Глеб поднял на брата удивленный взгляд: Вадима словно выворачивало наизнанку, в глазах светилась бешеная ярость, кулаки были сжаты до хруста в суставах, по скулам гуляли желваки, щеки покрылись пунцовыми пятнами.

- Да мне-то есть с чем уходить, а ты-то с чем останешься?

- Не бойся, не пропаду. Рок-лабом продолжу заниматься, еще одни “Полуострова” выпущу…

- Ах ну да, за тебя ли мне переживать! – губы Глеба искривились в язвительной усмешке. – Ты свой зад продашь задорого!

Суставы пальцев старшего вновь оглушительно хрустнули, он стиснул зубы, но сдержался и лишь отвернулся к окну.

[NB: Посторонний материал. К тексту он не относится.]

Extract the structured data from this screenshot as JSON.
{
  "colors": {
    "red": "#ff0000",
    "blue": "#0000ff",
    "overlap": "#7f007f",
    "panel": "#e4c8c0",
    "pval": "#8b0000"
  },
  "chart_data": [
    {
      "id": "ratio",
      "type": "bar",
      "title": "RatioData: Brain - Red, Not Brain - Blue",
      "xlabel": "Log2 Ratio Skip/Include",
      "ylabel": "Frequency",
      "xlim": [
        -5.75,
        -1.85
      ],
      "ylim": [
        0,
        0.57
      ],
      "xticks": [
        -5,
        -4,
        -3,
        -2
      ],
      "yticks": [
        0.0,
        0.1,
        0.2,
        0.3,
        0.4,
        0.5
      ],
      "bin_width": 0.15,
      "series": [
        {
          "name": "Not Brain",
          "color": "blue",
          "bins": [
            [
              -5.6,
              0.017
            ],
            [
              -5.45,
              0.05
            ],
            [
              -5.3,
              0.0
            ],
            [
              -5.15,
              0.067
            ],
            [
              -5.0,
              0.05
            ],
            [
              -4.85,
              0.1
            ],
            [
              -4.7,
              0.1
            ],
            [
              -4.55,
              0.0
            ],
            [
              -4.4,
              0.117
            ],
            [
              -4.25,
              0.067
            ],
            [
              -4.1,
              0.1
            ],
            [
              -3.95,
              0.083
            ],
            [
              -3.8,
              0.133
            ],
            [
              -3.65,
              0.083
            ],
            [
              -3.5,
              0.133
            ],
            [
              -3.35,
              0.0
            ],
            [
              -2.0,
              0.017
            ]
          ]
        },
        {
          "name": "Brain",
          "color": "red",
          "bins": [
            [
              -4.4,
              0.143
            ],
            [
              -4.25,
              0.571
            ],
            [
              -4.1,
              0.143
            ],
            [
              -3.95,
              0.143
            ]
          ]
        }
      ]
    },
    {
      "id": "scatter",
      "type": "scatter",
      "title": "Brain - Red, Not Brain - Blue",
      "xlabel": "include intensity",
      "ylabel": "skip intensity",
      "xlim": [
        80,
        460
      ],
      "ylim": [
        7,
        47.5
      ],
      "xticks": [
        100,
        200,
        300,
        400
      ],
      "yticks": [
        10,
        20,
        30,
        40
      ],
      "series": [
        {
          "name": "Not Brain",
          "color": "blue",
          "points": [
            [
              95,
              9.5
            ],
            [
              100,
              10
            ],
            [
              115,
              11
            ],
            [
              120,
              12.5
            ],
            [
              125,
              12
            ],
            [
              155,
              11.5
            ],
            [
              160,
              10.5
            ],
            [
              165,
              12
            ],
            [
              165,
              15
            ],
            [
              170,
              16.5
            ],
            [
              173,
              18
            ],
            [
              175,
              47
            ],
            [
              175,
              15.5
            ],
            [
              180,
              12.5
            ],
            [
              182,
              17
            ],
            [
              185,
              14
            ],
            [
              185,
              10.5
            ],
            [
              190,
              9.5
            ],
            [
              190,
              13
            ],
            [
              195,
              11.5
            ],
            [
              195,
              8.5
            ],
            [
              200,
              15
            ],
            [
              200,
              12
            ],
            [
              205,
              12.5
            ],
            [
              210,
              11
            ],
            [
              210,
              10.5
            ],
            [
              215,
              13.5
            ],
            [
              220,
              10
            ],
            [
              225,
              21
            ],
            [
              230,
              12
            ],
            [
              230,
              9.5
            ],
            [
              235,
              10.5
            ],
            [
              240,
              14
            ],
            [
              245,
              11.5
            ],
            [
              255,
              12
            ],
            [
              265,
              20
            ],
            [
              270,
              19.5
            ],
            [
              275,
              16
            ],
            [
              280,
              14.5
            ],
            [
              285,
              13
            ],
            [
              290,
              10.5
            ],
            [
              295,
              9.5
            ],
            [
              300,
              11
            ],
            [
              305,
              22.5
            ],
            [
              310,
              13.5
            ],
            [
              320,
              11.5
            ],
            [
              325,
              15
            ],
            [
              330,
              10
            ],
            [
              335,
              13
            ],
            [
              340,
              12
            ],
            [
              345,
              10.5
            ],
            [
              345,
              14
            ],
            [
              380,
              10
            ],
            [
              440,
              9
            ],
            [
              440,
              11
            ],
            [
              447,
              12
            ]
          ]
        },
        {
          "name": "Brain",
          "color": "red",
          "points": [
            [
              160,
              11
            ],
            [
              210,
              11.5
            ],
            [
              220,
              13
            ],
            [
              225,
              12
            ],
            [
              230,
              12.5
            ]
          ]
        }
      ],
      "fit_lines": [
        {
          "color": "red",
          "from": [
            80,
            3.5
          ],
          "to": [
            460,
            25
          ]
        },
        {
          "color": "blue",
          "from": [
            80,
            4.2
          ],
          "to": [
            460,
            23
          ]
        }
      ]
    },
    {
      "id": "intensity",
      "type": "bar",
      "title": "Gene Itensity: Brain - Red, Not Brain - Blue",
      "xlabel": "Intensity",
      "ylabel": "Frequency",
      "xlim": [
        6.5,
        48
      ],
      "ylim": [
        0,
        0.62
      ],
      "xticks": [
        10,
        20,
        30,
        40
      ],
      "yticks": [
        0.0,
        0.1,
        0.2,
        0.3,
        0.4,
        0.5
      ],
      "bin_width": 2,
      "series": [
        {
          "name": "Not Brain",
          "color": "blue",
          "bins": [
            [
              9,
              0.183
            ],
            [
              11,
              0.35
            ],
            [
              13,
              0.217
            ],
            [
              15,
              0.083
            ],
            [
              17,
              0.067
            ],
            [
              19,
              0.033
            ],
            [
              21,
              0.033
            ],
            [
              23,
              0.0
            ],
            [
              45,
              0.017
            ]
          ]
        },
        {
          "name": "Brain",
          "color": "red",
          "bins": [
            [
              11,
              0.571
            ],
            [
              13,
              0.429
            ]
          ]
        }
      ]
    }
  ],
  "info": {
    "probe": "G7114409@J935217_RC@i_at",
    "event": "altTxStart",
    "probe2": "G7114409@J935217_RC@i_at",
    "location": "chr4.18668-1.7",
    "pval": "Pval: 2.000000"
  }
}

- А вот теперь давай спокойно и серьезно, - процедил Вадим, так и не повернувшись к брату. – Если тебе вправду все надоело и от всего тошнит, уходи, держать не буду. Даже с музыкантами помогу.

- Вадик? – изумился Глеб, не понимая, шутит брат или издевается над ним.

- Но у меня будет одно условие. Мы докатаем эти гастроли, запишем прощальный альбом и проведем еще один тур – последний. После этого ты можешь забыть о моем существовании, - все это он произнес, уткнувшись лбом в прохладное стекло автобуса, запотевшее от его возбужденного дыхания.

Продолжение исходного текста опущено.